Friday, March 25, 2011

Roosting Clunkers

It is an academic and social disgrace that our institutes of higher learning have become so politically and socially degraded. They appear to have laid aside the notion of a university being a forum for the exchange of ideas, imparting and offering the opportunities to discover and to learn and to become educated. A place where knowledge is revered and striven to achieve. Where diverse opinions are respected and debated.

Most certainly not where divisiveness is deliberately and libellously encouraged, where students are targeted for opprobrium because of their social, ethnic, cultural or religious affiliation. And where a stalwart nation which is a practising democracy with a free judiciary in whose universities all its citizens regardless of religion, ideology and ethnicity are free to learn, with mutual respect, is slandered and deligitimized.

At Kingston's Queen's University when its student-elected rector Nick Day, wrote a scurillous accusation of Israel as a "genocidal" country whose treatment of Palestinians presented as "perhaps the biggest human rights tragedy of my generation" on the web site rabble.ca, he signed off on behalf of the student body that elected him, as rector of Queen's.

His arrogant hyperbole in characterizing a country as beneath contempt, as a nation of genocidairs was not overlooked by the university nor its students.

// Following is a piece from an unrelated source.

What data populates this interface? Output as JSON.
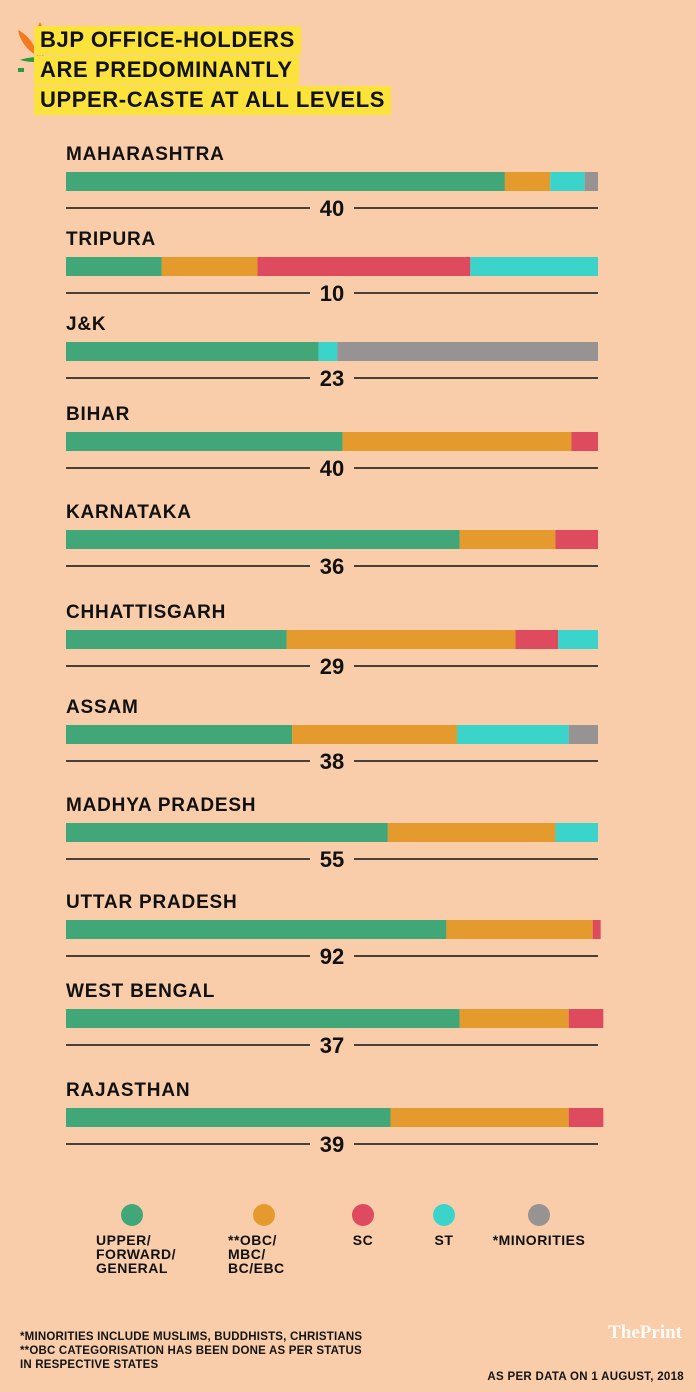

Many of whom no doubt equated genocide with countries like Sudan and Rwanda, Iran and Burma, North Korea and Democratic Republic of Congo, Zimbabwe and Libya whose abuse of their own people through mass slaughter is not unknown.

Some members of the student body set about collecting signatures for a referendum to which 72% of eligible undergraduate voters affixed their names. In the interests of expressing their opposition to Nick Day's continuation as the university rector. A whelming enough number to represent the majority who took offence at the man's hubris in speaking on their behalf to express an indelible hatred.

The University Council will now take the results of the referendum under advisement. They will make a decision whether or not to divest this man of the position he was voted to hold. The message is clear enough; many of those who originally voted for him have expressed their lack of confidence in Nick Day to represent their best interests, let alone their concerns.

If he is divested of his position he will be free to continue his hate-fests. He was free to take part in these deviously divisive celebrations of hatred in any event, but as a private citizen committed to expressing and extending a ferocious hatred toward an entire country, and that without taking into account having adequate knowledge about what it is he detests.

If he is permitted to remain in the position of rector, it will not reflect well on the decision-making capabilities of the University Council, but it will be their decision to make. At the very least, he and they will know of a certainty that the smear campaign and the hatred expressed toward Israel and Jews is not as universally accepted as he appears to feel it is.